Question

In a Young's double-slit experiment, two light waves, each of intensity \( I_0 \), interfere at a point, having a path difference \( \frac{\lambda}{2} \) on the screen. Find the intensity at this point.

Hint:

When the path difference between two waves is \( \frac{\lambda}{2} \), the waves are in destructive interference, and the intensity at that point will be zero.

Answer 1

1. Intensity and Interference: 

The intensity of the light at any point on the screen in a Young’s double-slit experiment depends on the interference of the two light waves reaching that point. The resultant intensity \( I \) is given by the formula:

\[ I = I_1 + I_2 + 2 \sqrt{I_1 I_2} \cos \delta \]

Where:

• \( I_1 \) and \( I_2 \) are the intensities of the individual waves.
• \( \delta \) is the phase difference between the two waves.

 

Since both waves have the same intensity \( I_0 \), we have \( I_1 = I_2 = I_0 \). So, the expression for the resultant intensity becomes:

\[ I = 2I_0 + 2I_0 \cos \delta \]

2. Phase Difference at Path Difference \( \frac{\lambda}{2} \):

The phase difference \( \delta \) is related to the path difference \( \Delta \) by the equation:

\[ \delta = \frac{2 \pi \Delta}{\lambda} \]

Given that the path difference \( \Delta = \frac{\lambda}{2} \), we substitute this into the equation for the phase difference:

\[ \delta = \frac{2 \pi \times \frac{\lambda}{2}}{\lambda} = \pi \]

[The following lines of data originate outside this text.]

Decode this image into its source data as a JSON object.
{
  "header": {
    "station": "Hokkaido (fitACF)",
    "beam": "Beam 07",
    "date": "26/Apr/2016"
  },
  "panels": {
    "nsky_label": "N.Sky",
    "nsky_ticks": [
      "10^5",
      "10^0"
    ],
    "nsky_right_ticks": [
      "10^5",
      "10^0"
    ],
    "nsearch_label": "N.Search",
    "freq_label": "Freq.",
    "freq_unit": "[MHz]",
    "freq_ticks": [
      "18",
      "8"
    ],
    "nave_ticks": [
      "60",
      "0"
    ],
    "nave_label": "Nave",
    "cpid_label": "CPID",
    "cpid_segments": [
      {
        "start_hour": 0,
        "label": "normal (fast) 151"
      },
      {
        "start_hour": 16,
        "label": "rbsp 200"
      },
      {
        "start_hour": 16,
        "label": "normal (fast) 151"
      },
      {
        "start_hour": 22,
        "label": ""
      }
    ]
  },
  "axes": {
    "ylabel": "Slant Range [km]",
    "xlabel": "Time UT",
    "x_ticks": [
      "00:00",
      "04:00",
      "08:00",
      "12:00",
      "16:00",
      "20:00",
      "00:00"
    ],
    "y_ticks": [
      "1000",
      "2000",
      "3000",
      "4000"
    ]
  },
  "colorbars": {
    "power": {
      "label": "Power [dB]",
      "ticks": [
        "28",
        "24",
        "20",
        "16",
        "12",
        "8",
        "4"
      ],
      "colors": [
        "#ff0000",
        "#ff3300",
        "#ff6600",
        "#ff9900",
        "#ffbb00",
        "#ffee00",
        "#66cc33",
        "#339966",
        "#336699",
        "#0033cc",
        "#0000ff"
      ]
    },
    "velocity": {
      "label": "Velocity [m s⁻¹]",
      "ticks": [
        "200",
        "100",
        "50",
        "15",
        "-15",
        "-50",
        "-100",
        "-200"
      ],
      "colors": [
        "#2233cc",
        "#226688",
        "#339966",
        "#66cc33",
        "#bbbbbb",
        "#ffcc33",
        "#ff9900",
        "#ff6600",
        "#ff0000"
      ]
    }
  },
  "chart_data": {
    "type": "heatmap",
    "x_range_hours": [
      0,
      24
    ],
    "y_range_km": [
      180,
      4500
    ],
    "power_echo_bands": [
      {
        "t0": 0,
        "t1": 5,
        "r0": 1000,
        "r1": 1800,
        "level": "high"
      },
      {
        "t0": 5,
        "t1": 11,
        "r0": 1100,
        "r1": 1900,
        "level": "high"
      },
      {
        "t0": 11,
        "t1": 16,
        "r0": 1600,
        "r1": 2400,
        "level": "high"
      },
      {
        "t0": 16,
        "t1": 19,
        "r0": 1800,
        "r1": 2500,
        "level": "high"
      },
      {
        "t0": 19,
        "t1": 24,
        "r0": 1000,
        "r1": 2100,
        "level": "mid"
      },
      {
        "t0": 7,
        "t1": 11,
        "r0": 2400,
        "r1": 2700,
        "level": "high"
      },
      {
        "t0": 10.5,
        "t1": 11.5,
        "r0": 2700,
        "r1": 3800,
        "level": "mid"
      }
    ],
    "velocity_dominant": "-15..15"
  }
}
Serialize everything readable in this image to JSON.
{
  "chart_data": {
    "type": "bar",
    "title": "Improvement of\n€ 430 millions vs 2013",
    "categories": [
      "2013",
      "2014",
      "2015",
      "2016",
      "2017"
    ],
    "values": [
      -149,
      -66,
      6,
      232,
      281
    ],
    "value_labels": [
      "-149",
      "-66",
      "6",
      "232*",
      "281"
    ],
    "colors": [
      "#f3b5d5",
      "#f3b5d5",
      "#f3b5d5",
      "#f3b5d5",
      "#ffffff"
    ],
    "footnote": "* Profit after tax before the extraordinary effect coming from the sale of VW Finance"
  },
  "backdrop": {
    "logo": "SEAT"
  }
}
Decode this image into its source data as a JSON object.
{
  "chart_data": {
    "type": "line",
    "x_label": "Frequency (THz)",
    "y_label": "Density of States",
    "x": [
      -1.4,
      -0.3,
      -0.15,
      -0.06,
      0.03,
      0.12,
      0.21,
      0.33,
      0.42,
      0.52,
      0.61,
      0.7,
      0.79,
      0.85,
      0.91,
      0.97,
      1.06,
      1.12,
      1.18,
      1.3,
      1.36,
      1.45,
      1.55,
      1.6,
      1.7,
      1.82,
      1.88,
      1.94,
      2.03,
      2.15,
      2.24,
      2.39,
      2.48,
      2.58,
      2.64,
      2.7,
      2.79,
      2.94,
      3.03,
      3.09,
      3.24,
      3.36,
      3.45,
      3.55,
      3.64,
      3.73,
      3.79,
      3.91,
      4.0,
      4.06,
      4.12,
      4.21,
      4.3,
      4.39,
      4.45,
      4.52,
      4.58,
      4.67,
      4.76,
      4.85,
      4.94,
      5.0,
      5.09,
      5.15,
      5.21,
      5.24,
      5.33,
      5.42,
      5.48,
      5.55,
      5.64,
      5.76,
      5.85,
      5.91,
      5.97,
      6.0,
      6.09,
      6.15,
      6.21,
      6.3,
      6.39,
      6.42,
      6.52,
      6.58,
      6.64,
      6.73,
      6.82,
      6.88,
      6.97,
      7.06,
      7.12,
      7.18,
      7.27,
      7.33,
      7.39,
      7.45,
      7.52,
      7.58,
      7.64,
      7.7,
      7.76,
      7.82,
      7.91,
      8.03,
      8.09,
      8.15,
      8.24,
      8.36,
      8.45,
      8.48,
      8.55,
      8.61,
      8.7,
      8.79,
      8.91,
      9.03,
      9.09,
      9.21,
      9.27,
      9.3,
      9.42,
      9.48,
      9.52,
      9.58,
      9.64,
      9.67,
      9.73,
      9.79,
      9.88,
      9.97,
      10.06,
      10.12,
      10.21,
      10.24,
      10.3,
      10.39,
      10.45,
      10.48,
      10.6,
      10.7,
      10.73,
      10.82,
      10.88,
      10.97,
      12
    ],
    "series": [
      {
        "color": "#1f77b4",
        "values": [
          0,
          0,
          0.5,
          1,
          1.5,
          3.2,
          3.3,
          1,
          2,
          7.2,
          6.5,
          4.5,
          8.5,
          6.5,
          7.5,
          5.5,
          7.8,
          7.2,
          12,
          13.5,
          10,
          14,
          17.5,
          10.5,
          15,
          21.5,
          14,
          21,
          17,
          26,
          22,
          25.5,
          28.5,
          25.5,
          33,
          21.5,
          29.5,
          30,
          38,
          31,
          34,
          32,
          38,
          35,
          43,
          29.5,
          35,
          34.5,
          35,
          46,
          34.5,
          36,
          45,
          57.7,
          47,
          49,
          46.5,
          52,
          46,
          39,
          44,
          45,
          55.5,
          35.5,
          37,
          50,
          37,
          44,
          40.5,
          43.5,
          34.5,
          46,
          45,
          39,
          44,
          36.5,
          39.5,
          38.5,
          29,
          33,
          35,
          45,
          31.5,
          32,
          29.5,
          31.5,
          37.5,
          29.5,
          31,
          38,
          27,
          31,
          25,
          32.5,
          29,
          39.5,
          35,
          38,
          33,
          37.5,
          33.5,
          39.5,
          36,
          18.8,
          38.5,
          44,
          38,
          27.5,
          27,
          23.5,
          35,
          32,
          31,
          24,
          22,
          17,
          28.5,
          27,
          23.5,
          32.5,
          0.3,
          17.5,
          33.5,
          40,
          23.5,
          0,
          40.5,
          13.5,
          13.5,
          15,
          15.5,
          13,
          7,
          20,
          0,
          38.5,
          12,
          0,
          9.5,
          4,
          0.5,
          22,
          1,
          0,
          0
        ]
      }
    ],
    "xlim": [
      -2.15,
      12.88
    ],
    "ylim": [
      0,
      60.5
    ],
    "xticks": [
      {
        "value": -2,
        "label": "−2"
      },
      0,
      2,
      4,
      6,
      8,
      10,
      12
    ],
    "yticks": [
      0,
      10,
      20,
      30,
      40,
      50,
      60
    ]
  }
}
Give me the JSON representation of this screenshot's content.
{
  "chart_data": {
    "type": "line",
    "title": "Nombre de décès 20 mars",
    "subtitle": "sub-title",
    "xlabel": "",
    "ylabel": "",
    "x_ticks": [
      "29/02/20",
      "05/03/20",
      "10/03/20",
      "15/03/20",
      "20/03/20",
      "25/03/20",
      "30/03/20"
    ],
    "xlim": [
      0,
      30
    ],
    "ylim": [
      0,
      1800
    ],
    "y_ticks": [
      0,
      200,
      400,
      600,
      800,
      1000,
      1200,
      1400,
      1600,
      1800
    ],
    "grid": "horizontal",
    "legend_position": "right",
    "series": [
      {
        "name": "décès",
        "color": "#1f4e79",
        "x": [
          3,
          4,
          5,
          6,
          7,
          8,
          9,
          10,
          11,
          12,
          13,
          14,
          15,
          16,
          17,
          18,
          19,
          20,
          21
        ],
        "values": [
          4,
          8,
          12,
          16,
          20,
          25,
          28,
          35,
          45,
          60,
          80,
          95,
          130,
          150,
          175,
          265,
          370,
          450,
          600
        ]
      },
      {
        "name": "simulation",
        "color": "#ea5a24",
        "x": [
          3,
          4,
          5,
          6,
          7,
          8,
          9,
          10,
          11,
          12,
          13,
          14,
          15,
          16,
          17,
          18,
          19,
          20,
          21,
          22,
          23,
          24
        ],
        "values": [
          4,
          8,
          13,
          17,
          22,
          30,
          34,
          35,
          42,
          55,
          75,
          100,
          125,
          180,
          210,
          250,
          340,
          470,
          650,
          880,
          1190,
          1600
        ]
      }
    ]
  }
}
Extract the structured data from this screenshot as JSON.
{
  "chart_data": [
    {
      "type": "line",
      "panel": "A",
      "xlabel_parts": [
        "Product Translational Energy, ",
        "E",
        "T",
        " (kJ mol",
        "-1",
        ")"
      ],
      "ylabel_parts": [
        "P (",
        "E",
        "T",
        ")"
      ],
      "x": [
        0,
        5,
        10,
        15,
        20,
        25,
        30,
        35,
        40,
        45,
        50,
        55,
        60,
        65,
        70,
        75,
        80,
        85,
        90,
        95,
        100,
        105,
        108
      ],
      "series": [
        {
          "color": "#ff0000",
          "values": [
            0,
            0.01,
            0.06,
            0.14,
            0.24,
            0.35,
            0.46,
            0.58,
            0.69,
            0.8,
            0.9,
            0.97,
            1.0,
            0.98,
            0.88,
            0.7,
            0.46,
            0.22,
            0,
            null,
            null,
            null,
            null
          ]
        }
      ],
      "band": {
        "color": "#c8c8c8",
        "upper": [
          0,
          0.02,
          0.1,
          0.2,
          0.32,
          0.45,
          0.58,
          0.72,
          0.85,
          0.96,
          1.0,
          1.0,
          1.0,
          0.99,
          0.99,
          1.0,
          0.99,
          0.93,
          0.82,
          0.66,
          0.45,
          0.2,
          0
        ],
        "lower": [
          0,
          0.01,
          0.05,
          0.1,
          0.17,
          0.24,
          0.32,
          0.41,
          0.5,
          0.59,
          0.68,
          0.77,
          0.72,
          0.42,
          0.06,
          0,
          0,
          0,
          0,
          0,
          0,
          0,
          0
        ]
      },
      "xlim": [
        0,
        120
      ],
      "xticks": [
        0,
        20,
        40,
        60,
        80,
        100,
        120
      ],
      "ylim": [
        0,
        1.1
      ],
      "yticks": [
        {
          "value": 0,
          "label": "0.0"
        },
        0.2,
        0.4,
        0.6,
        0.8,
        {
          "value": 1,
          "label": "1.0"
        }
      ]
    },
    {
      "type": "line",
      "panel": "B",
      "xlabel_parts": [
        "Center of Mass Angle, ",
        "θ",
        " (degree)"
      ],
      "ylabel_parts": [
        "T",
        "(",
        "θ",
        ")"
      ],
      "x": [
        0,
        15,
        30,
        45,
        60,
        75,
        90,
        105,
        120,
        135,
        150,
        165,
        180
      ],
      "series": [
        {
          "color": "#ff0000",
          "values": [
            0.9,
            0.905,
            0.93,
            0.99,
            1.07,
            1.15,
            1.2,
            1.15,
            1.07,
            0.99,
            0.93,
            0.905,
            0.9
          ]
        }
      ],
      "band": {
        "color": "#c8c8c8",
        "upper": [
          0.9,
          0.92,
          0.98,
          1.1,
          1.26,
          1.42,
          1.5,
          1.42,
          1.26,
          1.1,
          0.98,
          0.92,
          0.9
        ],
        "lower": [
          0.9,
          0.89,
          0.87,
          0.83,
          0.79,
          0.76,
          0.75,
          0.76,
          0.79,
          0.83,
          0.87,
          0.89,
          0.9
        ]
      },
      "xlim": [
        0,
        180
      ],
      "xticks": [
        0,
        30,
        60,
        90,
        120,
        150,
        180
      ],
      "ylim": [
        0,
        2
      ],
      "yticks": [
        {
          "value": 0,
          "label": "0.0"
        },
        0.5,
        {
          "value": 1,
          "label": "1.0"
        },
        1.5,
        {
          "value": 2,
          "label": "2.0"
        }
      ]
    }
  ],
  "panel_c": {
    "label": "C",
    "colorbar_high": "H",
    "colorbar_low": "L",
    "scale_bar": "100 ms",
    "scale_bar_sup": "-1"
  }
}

3. Calculating the Intensity at the Point:

Now, substitute \( \delta = \pi \) into the expression for the resultant intensity:

\[ I = 2I_0 + 2I_0 \cos \pi \]

Since \( \cos \pi = -1 \), we get:

\[ I = 2I_0 + 2I_0 \times (-1) = 2I_0 - 2I_0 = 0 \]

4. Conclusion:

• The intensity at the point where the path difference is \( \frac{\lambda}{2} \) is \( I = 0 \).